Offrande au Coeur sacré de Jésus-Christ (1677) (version intégrale) – Claude La Colombière sj, (1641-1682)

I –

Cette offrande se fait pour honorer ce divin Coeur, le siège de toutes les vertus, la source de toutes les bénédictions et la retraite de toutes les âmes saintes.
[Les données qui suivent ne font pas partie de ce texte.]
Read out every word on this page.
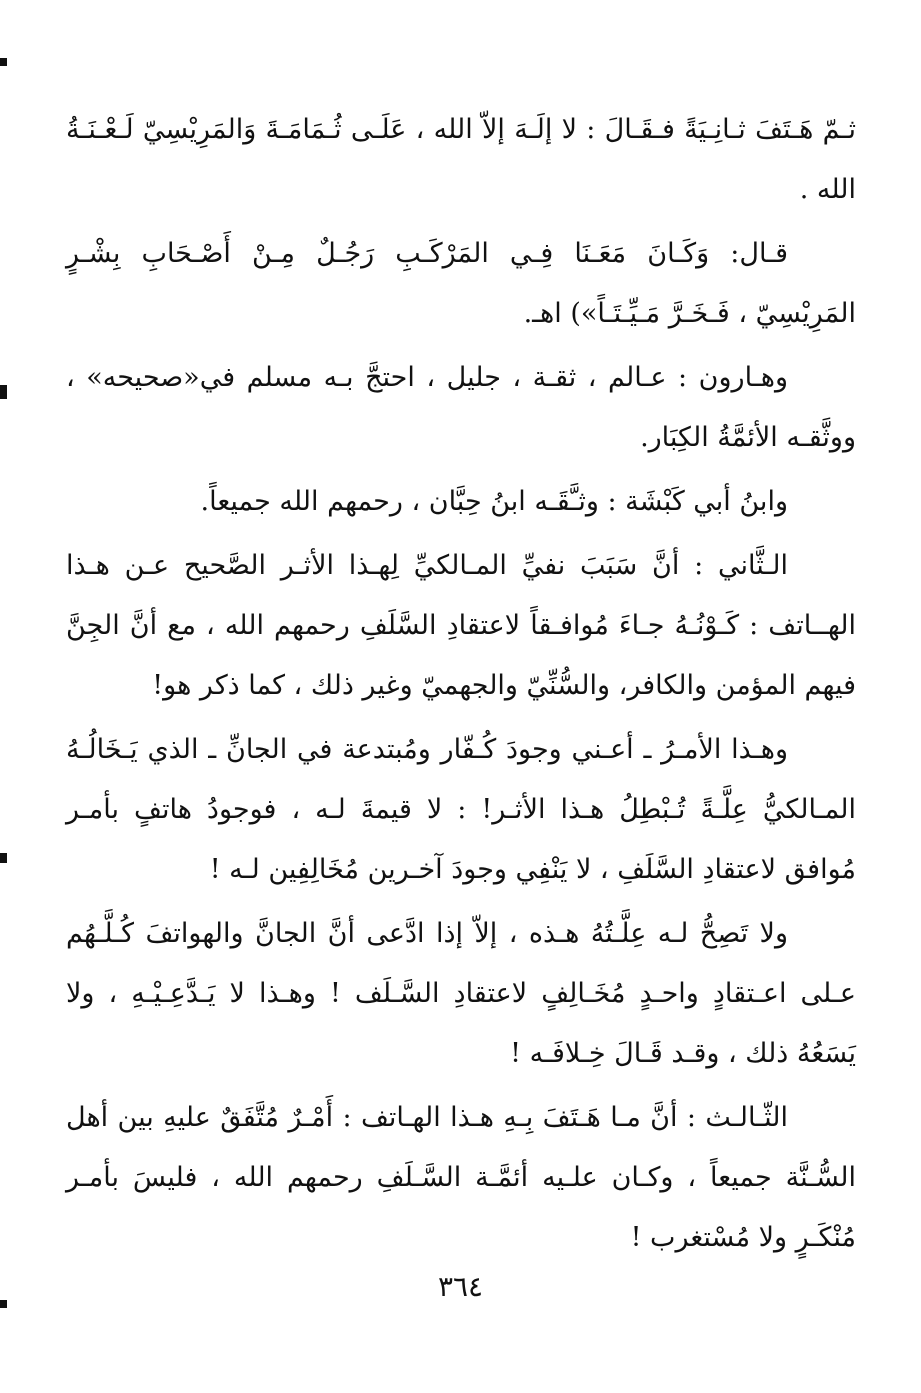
ثـمّ هَـتَفَ ثـانِـيَةً فـقَـالَ : لا إلَـهَ إلاّ الله ، عَلَـى ثُـمَامَـةَ وَالمَرِيْسِيّ لَـعْـنَـةُ الله .

قـال: وَكَـانَ مَعَـنَا فِـي المَرْكَـبِ رَجُـلٌ مِـنْ أَصْـحَابِ بِشْـرٍ المَرِيْسِيّ ، فَـخَـرَّ مَـيِّـتَـاً») اهـ.

وهـارون : عـالم ، ثقـة ، جليل ، احتجَّ بـه مسلم في«صحيحه» ، ووثَّقـه الأئمَّةُ الكِبَار.

وابنُ أبي كَبْشَة : وثـَّقَـه ابنُ حِبَّان ، رحمهم الله جميعاً.

الـثَّاني : أنَّ سَبَبَ نفيِّ المـالكيِّ لِهـذا الأثـر الصَّحيح عـن هـذا الهــاتف : كَـوْنُـهُ جـاءَ مُوافـقاً لاعتقادِ السَّلَفِ رحمهم الله ، مع أنَّ الجِنَّ فيهم المؤمن والكافر، والسُّنِّيّ والجهميّ وغير ذلك ، كما ذكر هو!

وهـذا الأمـرُ ـ أعـني وجودَ كُـفّار ومُبتدعة في الجانِّ ـ الذي يَـخَالُـهُ المـالكيُّ عِلَّـةً تُـبْطِلُ هـذا الأثـر! : لا قيمةَ لـه ، فوجودُ هاتفٍ بأمـر مُوافق لاعتقادِ السَّلَفِ ، لا يَنْفِي وجودَ آخـرين مُخَالِفِين لـه !

ولا تَصِحُّ لـه عِلَّـتُهُ هـذه ، إلاّ إذا ادَّعى أنَّ الجانَّ والهواتفَ كُـلَّـهُم عـلى اعـتقادٍ واحـدٍ مُخَـالِفٍ لاعتقادِ السَّـلَف ! وهـذا لا يَـدَّعِـيْـهِ ، ولا يَسَعُهُ ذلك ، وقـد قَـالَ خِـلافَـه !

الثّـالـث : أنَّ مـا هَـتَفَ بِـهِ هـذا الهـاتف : أَمْـرٌ مُتَّفَقٌ عليهِ بين أهل السُّـنَّة جميعاً ، وكـان علـيه أئمَّـة السَّـلَفِ رحمهم الله ، فليسَ بأمـر مُنْكَـرٍ ولا مُسْتغرب !

٣٦٤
Les principales vertus qu’on prétend honorer en lui sont : premièrement un amour très ardent de Dieu son Père, joint à un respect très profond et à la plus grande humilité qui fut jamais ; secondement une patience infinie dans les maux, une contrition et une douleur extrêmes pour les péchés dont il s’était chargé, l a confiance d’un fils très tendre alliée avec la confusion d’un très grand pécheur ; troisièmement, une compassion très sensible pour nos misères. Un amour immense, malgré ces mêmes misères et nonobstant tous ces mouvements dont chacun était au plus haut point qu’il pût être. Une égalité inaltérable causée par une conformité si parfaite à la volonté de Dieu, qu’il ne pouvait être troublé par aucun événement quelque contraire qu’il parut à son zèle, à son humilité, à son amour même et à toutes les autres dispositions où il était. Ce Coeur est encore, autant qu’il le peut être, dans les mêmes sentiments et, surtout, toujours brûlant d’amour pour les hommes, toujours ouvert pour répandre sur eux toute sorte de grâces et de bénédictions, toujours touché de nos maux, toujours pressé du désir de nous faire part de ses trésors et de se donner lui-même à nous, toujours disposé à nous recevoir et à nous servir d’asile, de demeure, de paradis dès cette vie.

II –

Pour tout cela, il ne trouve dans le coeur des hommes que dureté, qu’oubli, que mépris, qu’ingratitude : il aime, et il n’est point aimé, et on ne connaît pas même son amour, parce qu’on ne daigne pas recevoir les dons par où il voudrait le témoigner, ni écouter les tendres et secrètes déclarations qu’il en voudrait faire à notre coeur.

– III –

Pour réparation de tant d’outrages et de si cruelles ingratitudes, o très adorable et très aimable Coeur de mon aimable Jésus, et pour éviter autant qu’il est en mon pouvoir de tomber dans un semblable malheur, je vous offre mon coeur, avec tous les mouvements dont il est capable, je me donne tout entier à vous ; et, dès cette heure, je proteste très sincèrement, ce me semble, que je désire m’oublier moi-même et tout ce qui peut avoir du rapport avec moi, pour lever l’obstacle qui pourrait m’empêcher l’entrée de ce divin Coeur que vous avez la bonté de m’ouvrir, et où je souhaite entrer pour y vivre et mourir avec vos plus fidèles serviteurs, tout pénétré et embrasé de votre amour.

– IV –

J’offre à ce Coeur tout le mérite, toute la satisfaction de toutes les messes, de toutes les prières, de toutes les actions de mortification, de toutes les pratiques religieuses, de toutes les actions de zèle, d’humilité, d’obéissance et de toutes les autres vertus que je pratiquerai jusqu’au dernier moment de ma vie. Non seulement tout cela sera pour honorer le Coeur de Jésus et ses admirables dispositions, mais encore je le prie très humblement d’ accepter la donation entière que je lui en fais, d’en disposer en la manière qu’il lui plaira et en faveur de qui il lui plaira ; et comme j’ai déjà cédé aux saintes âmes qui sont dans le purgatoire tout ce qu’il y a dans mes actions capables de satisfaire la justice divine, je désire que cela leur soit attribué selon le bon plaisir du Coeur de Jésus.

– V –

Sacré-Coeur de Jésus, apprenez-moi le parfait oubli de moi-même, puisque c’est la seule voie par où l’on peut entrer en vous. Puisque tout ce que je ferai à l’avenir sera à vous, faites en sorte que je ne fasse rien qui ne soit digne de vous. Enseignez-moi ce que je dois faire pour parvenir à la pureté de votre amour, duquel vous m’avez inspiré le désir. Je sens en moi une grande volonté de vous plaire et une grande impuissance d’en venir à bout sans une grande lumière et un secours très particulier que je ne puis attendre que de vous. Faites en moi votre volonté Seigneur ; je m’y oppose, je le sens bien ; mais je voudrais bien, ce me semble, ne m’y opposer pas. C’est à vous à tout faire, divin Coeur de Jésus-Christ ; vous seul aurez toute la gloire de ma sanctification, si je me fais saint ; cela me parait plus clair que le jour ; mais ce sera pour vous une grande gloire, et c’est pour cela seulement que je veux désirer la perfection. Ainsi soit-il.